Some of the motivations underlying Array [ ] are cited in, "The Emergence of Video Processing Tools: Television Becoming Unglued. 2 vols. Edited by Kathy High, Sherry Miller Hocking, and Mona Jimenez. Bristol and Portland, OR: Intellect Books, 2014."[81] Westbrook and Trowbridge, "We believe that as companies like Apple turn from education and full operating systems to iDevice designed for consumption and as megacorporations like NBC Universal (Comcast GE) abandon support for any sort of open Internet in favor of intellectual property control, young artists should be introduced to the technologies and approaches behind the constant manipulative media stream they are subject to from birth and should have some agency in making digital art and design work free of corporate influence and constraints."

In 2013 Trowbridge and Westbrook began production on the Array [ ] repository and content management system while continuously testing/observing curriculum and ideas in classrooms.
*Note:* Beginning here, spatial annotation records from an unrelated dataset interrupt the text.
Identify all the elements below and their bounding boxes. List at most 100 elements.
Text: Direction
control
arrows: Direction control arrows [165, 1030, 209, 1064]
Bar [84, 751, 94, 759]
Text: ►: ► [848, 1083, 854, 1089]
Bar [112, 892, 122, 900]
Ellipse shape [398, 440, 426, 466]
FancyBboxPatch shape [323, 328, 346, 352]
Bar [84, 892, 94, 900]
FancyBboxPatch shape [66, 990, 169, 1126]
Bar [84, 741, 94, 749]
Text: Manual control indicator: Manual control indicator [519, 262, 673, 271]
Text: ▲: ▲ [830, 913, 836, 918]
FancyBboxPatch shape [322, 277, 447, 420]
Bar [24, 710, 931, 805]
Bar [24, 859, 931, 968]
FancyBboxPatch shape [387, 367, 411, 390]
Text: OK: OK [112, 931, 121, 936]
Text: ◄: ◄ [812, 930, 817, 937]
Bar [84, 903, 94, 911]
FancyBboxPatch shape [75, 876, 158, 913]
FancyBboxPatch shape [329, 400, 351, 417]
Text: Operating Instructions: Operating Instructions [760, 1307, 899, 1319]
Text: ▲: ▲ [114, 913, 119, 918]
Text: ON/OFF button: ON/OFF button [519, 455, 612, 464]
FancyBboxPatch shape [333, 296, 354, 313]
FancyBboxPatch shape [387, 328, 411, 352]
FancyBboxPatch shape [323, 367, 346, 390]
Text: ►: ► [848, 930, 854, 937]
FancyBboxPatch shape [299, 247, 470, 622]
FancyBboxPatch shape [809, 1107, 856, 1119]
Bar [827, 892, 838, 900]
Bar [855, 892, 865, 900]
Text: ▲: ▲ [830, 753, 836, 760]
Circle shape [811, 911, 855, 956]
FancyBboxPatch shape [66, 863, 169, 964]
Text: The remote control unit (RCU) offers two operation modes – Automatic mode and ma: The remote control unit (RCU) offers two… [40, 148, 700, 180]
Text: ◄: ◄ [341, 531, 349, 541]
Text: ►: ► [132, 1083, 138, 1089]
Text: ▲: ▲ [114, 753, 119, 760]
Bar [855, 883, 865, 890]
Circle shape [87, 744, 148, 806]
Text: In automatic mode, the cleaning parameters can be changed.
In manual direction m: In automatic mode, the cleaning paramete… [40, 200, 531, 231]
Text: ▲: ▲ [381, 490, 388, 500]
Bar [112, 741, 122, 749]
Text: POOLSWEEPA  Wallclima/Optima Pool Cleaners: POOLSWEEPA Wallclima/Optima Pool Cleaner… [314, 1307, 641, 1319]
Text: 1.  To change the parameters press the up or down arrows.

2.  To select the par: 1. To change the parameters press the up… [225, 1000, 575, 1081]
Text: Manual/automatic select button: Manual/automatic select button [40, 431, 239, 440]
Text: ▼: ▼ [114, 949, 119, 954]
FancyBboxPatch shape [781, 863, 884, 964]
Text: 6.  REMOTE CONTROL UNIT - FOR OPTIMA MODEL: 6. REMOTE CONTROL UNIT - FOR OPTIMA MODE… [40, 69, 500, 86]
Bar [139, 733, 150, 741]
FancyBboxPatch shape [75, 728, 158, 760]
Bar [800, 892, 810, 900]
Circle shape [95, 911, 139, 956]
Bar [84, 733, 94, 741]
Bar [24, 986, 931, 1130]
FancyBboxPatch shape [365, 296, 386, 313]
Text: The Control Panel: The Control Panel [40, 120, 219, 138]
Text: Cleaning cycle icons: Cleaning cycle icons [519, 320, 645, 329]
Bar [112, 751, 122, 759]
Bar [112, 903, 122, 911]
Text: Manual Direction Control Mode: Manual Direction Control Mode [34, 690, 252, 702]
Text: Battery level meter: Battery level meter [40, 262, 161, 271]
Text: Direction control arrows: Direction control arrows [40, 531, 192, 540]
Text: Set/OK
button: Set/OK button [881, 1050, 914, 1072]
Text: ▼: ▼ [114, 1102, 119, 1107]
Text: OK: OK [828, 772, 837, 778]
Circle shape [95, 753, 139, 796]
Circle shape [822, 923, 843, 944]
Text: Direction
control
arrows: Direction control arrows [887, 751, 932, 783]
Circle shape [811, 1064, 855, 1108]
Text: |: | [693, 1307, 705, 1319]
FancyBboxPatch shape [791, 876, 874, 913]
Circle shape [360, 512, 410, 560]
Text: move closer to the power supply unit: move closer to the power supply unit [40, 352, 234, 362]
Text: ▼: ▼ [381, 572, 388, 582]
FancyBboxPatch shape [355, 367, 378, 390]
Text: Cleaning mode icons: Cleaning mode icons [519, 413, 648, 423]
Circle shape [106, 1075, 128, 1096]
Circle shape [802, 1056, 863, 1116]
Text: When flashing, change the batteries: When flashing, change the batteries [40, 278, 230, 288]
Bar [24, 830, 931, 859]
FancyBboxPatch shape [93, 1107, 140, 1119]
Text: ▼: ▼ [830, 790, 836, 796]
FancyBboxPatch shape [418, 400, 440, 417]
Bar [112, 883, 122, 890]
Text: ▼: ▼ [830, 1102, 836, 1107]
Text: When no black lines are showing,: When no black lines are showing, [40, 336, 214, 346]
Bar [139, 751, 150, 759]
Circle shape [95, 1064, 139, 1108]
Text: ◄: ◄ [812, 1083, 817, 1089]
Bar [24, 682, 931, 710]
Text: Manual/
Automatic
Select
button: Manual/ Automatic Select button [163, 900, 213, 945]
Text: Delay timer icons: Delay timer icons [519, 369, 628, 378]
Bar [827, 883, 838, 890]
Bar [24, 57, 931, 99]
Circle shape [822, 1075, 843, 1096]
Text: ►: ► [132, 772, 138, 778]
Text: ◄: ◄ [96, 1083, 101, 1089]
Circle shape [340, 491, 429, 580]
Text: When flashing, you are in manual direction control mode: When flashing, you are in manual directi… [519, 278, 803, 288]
This dev process and backend details were shared in a presentation at the MidCamp Drupal Conference in Chicago, 2015.[82] From the Array [ ] website: Array [ ] is a repository of entryways into new media craft, processes, materials, cultures, and contexts specifically geared towards beginners (both teachers and students). The title Array [ ] is inspired by a concept common to programming languages that generally means, "a systematic arrangement" or "a variable that can be indexed." [83] Array [ ] is committed to accessibility, literacy, and criticality, translated into agency. Array [ ] information is free, friendly, and open to everybody interested in learning. Array [ ] concepts prioritize the kind of information beginners need to get acclimated while introducing contexts and suggestions for further engagement.
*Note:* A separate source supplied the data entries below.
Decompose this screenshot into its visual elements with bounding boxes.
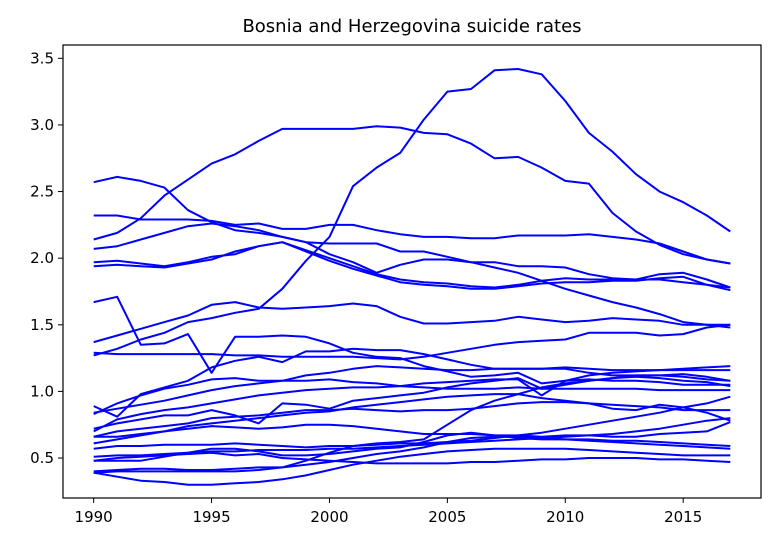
plot-frame <box>62 44 762 499</box>
x-tick-label: 2005 <box>428 508 466 526</box>
series-line-7 <box>93 241 731 292</box>
chart-title: Bosnia and Herzegovina suicide rates <box>242 16 581 37</box>
series-line-22 <box>93 435 731 473</box>
x-tick-label: 2010 <box>546 508 584 526</box>
series-line-24 <box>93 447 731 486</box>
series-line-2 <box>93 175 731 326</box>
x-tick-label: 2015 <box>664 508 702 526</box>
y-tick-label: 2.5 <box>30 183 54 201</box>
series-line-21 <box>93 431 731 462</box>
series-line-18 <box>93 421 731 445</box>
x-axis: 1990 1995 2000 2005 2010 2015 <box>75 498 702 526</box>
series-line-19 <box>93 395 731 450</box>
x-tick-label: 1995 <box>192 508 230 526</box>
y-axis: 0.5 1.0 1.5 2.0 2.5 3.0 3.5 <box>30 49 63 467</box>
series-line-11 <box>93 347 731 418</box>
y-tick-label: 3.5 <box>30 49 54 67</box>
series-line-16 <box>93 401 731 438</box>
series-line-4 <box>93 214 731 265</box>
y-tick-label: 2.0 <box>30 249 54 267</box>
series-line-1 <box>93 125 731 265</box>
y-tick-label: 3.0 <box>30 116 54 134</box>
series-line-10 <box>93 323 731 361</box>
series-line-6 <box>93 241 731 289</box>
series-line-17 <box>93 393 731 438</box>
series-line-25 <box>93 451 731 465</box>
series-layer <box>93 68 731 486</box>
x-tick-label: 2000 <box>310 508 348 526</box>
series-line-12 <box>93 365 731 416</box>
series-line-9 <box>93 68 731 357</box>
series-line-8 <box>93 301 731 344</box>
series-line-23 <box>93 375 731 474</box>
y-tick-label: 1.5 <box>30 316 54 334</box>
series-line-13 <box>93 378 731 414</box>
x-tick-label: 1990 <box>75 508 113 526</box>
y-tick-label: 1.0 <box>30 382 54 400</box>
series-line-14 <box>93 365 731 433</box>
y-tick-label: 0.5 <box>30 449 54 467</box>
In 2015 Trowbridge and Westbrook presented Array [ ] at the Foundations in Art: Theory and Education [FATE] Tectonic Shifts Conference, Indianapolis, IN, March 25 – 28, 2015 on the panel "4D Foundations: New Media in an Old Media Classroom."[84]

In 2015 Trowbridge and Westbrook extended participation in the Array [ ], by launching arrayList, an email listserv for ongoing topic-based community discourse hosted on Riseup.[85] Each month a new theme is announced and invited guests post threads for subscriber discussion. Scheduled themes include: fabrication, code, sound, electronics, games, performance. 2015-2016 posted guest threadleaders include: Thomas Albrecht, Amy Alexander, L[3]^2 (Lee Blalock), Ricardo Dominguez, Kirsten Leenaars, Ellen Mueller, Heather Warren-Crow, Nathaniel Stern, Angela Washko, Theresa Devine, j.duran, Patrick Jagoda, Alex Myers, Phoenix Perry, Scott Richmond, Brian Schrank, Alejandro Borsani, Dawn Hayes, Justin Lincoln, Brittany Ransom, Chris Reilly, Erin Gee, Catherine Pancake, Deborah Stratman, Benjamin Thorp, Beth Warshafsky, Ubi de Feo, Evelyn Eastmond, Ira Greenberg, Rebecca Miller-Webster, and Daniel Shiffman, Tom Burtonwood, Jenna Frye, Taylor Hokanson, and Meg Mitchell[86]

In 2015 Trowbridge and Westbrook received National Science Foundation funding, "Computational Art and Creative Coding: Teaching CS1 with Processing," in support of their research into teaching code literacy through art and design contexts. This award was supported in part by the National Science Foundation awards DUE-0942626 (CS1: Creative Computation in the Context of Art and Visual Media) and DUE-1323463 (CS1: Creative Computation in the Context of Art and Visual Media), and by Bryn Mawr College and Southern Methodist University.[87]